T’aimes ton chum avec qui tu fais une super équipe. T’aimes par-dessus tout tes deux enfants. T’aimes ta job et l’action que ça t’apporte. T’aimes le nid que vous vous êtes construit. Ton petit repère de bonheur.  La vie va bien. Ça roule rondement.

Mais ce matin, t’as mal au cœur. Les céréales passent pas. Tu te sens gonflée. T’es fatiguée à un point tel que tu sais pas comment tu vas passer à travers la journée. Pis  là, tu comprends. T’as jamais eu tes menstruations. T’es enceinte, encore. Tu sais même pas comment c’est arrivé. Ben oui, tu le sais comment on fait des bébés! Mais me semble que vous avez pas vraiment fait l’amour dernièrement. Ou si oui, me semble que c’était rapide, avant que ta cinq-ans rentre dans la chambre le samedi matin pour venir vous dire bonjour. Mettons que c’était pas mémorable.

De toute façon, t’es enceinte. Hourra. La joie. Non, pas vraiment.

Tu l’annonces à ton chum et il a la même réaction que toi. Il essaie d’être content. Mais ça marche pas vraiment. À vrai dire, vous ne vous êtes jamais vus comme une famille de cinq. Dans ta tête, ta famille était complète après l’arrivée de ton garçon. Et en plus, vous parliez justement de vasectomie. Ton chum voulait prendre rendez-vous à la clinique, mais il y avait les vacances, après, il y a eu la rentrée scolaire de ta grande, après il y a eu le refoulement d’égout au sous-sol, après y’a eu le décès de ta tante Carole…
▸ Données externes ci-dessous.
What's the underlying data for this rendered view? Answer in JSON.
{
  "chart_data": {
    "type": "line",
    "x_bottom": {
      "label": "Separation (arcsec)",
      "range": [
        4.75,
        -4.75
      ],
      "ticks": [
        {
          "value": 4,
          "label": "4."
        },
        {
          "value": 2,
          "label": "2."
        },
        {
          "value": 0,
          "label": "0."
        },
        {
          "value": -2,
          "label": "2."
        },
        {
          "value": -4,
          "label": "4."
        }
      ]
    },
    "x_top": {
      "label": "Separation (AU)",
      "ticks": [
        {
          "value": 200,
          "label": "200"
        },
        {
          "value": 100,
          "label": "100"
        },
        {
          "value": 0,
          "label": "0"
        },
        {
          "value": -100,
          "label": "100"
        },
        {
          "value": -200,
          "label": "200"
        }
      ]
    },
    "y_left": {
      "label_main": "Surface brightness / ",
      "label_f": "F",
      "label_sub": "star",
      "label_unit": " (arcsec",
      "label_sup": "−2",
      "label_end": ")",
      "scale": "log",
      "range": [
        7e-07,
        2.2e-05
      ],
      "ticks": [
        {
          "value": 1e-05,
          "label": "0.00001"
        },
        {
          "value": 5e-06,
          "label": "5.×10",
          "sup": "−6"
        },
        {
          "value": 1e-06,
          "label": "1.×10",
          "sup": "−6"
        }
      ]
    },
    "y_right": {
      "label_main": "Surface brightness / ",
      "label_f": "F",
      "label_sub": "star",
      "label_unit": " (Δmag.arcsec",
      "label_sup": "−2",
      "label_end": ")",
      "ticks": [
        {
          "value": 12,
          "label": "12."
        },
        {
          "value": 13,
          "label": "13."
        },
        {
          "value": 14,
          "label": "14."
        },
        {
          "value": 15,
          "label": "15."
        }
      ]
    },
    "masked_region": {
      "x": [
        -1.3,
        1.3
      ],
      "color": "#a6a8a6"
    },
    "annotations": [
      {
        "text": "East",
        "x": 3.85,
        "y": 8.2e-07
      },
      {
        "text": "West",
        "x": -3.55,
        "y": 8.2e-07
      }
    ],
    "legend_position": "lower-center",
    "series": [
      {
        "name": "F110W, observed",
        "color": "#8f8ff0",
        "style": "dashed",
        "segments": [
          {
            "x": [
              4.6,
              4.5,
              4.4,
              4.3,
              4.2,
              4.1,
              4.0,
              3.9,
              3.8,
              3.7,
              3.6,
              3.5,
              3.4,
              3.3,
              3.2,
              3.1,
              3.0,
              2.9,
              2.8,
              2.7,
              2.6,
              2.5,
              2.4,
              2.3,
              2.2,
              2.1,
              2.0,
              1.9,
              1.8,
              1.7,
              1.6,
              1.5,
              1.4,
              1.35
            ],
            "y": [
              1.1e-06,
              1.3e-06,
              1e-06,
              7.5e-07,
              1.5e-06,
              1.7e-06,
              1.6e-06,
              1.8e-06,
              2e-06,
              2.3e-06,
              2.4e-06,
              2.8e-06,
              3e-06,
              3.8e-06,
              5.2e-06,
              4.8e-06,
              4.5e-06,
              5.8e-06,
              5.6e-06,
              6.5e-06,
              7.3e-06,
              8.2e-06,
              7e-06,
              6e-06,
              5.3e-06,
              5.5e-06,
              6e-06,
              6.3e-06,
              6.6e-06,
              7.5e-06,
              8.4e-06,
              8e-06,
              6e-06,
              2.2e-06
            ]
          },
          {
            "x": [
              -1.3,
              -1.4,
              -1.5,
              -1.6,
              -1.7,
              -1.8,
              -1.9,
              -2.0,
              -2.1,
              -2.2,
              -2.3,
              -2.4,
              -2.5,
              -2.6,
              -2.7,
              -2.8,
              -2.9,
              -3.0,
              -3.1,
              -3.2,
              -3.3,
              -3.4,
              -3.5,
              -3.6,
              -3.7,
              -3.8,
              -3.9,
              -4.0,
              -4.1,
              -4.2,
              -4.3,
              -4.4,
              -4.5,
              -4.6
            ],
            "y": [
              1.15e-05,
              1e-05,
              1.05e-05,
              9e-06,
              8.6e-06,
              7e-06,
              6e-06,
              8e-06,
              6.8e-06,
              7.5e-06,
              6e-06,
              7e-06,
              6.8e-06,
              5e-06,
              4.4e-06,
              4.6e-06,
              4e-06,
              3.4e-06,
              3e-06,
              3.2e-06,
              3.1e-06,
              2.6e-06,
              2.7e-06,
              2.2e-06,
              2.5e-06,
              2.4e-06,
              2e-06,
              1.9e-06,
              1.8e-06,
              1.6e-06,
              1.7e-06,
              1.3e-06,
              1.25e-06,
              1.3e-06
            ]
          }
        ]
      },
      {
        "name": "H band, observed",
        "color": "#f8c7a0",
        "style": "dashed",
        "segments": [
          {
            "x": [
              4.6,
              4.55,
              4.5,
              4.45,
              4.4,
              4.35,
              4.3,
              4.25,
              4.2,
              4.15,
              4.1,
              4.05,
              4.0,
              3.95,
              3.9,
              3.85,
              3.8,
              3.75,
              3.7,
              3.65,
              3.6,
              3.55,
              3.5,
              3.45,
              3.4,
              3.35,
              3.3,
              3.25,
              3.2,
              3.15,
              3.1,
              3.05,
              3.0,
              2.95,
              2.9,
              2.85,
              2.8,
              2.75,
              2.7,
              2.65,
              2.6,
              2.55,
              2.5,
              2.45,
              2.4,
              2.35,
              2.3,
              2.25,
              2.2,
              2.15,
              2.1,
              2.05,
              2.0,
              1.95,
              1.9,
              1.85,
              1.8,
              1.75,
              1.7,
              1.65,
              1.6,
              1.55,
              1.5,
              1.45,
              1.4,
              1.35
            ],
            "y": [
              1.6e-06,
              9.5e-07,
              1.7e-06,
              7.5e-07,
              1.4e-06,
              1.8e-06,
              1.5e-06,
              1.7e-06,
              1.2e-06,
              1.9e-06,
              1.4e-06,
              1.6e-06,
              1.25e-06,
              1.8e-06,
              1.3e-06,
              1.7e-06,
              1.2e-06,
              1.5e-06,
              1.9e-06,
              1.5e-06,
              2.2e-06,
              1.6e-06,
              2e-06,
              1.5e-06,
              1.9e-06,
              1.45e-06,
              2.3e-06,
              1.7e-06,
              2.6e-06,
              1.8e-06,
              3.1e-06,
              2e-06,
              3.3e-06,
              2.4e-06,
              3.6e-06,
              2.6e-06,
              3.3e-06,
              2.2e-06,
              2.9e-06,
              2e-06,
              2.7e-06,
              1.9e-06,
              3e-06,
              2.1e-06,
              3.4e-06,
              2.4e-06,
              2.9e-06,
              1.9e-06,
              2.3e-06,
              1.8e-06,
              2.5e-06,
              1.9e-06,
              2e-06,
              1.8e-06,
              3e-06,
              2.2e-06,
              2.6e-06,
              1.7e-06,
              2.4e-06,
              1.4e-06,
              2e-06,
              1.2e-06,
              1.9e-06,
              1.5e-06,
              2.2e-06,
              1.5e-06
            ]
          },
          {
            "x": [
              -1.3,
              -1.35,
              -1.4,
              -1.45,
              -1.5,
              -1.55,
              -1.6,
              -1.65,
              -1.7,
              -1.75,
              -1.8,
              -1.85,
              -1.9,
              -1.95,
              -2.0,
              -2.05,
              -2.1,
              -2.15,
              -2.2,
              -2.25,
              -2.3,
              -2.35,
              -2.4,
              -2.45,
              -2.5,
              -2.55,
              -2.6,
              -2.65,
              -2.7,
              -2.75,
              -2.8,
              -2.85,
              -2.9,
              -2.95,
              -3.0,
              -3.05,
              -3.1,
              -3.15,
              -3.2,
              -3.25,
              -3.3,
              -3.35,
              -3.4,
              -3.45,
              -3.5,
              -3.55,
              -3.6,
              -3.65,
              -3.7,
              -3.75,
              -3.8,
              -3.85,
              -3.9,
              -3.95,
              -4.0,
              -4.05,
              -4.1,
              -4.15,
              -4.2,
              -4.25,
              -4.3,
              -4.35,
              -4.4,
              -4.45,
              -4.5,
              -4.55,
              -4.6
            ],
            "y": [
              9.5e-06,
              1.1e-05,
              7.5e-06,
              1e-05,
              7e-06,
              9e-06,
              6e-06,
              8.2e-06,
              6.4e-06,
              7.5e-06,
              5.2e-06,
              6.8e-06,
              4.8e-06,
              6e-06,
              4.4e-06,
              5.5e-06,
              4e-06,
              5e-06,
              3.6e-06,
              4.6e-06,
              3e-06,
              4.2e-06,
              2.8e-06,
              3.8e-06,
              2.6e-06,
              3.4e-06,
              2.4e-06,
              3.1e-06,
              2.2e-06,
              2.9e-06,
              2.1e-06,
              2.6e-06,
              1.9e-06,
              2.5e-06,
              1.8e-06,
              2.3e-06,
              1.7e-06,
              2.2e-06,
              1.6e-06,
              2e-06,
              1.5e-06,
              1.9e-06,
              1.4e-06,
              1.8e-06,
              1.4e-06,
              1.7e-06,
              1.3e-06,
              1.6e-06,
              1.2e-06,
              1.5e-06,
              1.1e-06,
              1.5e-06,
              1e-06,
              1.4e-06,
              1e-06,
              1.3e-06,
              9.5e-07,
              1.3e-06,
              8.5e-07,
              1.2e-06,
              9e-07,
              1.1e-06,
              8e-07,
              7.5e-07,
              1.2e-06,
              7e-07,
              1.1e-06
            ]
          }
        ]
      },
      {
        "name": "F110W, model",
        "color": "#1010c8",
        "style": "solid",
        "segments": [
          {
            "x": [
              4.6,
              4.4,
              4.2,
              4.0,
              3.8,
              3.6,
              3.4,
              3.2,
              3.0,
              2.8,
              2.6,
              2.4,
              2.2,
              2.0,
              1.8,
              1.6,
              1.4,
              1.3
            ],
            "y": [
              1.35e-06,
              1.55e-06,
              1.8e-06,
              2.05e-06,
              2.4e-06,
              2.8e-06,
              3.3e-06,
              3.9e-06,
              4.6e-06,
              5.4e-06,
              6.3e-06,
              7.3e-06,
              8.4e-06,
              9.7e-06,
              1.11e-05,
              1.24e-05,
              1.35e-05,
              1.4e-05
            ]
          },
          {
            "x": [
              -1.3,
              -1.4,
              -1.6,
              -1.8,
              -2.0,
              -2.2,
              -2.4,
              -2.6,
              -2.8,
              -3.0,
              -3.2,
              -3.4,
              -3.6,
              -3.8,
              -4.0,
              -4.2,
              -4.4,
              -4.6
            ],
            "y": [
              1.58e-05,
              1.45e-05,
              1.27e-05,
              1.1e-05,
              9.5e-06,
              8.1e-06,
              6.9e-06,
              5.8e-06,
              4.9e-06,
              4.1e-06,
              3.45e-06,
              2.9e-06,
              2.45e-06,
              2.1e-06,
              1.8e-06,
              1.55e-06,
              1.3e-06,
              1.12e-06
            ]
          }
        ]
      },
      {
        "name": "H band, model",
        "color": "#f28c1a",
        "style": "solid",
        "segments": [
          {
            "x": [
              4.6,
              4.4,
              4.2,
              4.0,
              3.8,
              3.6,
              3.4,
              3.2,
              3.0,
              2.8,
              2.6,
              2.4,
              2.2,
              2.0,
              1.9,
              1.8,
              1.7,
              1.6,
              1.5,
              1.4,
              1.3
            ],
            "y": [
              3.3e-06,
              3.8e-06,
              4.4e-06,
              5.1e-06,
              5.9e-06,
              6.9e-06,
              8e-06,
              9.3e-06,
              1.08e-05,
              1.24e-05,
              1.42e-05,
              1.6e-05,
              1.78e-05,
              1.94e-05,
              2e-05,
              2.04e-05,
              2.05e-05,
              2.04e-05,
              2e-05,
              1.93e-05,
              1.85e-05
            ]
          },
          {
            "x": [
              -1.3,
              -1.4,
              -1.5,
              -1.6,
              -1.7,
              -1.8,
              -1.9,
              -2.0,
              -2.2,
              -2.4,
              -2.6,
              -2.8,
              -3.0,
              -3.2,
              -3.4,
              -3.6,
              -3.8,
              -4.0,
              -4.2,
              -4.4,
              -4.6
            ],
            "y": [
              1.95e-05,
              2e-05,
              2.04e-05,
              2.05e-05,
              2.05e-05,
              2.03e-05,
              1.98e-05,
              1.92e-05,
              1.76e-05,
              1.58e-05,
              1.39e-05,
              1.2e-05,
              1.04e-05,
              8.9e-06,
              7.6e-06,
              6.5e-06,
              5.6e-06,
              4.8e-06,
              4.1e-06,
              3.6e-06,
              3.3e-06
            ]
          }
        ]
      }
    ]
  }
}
Fait que là, t’es enceinte. Probablement de quatre ou cinq semaines. Tu ne le dis à personne, pas même à ta mère. Tu vis dans une sorte de néant, prise entre la culpabilité de ne pas être contente et celle des calculs à faire. Toi qui viens tout juste de recommencer à travailler, va falloir que tu mettes encore ta carrière en veilleuse. Le poste que tu convoitais ira à quelqu’un d’autre, parce que toi, tu seras en congé de maternité. Tu repenses aussi que ton un-an fait bien ses nuits maintenant, qu’il devient de plus en plus indépendant. Que t’aimes beaucoup la relation entre ta grande et son frère. Maintenant, tu vas avoir deux bébés à gérer.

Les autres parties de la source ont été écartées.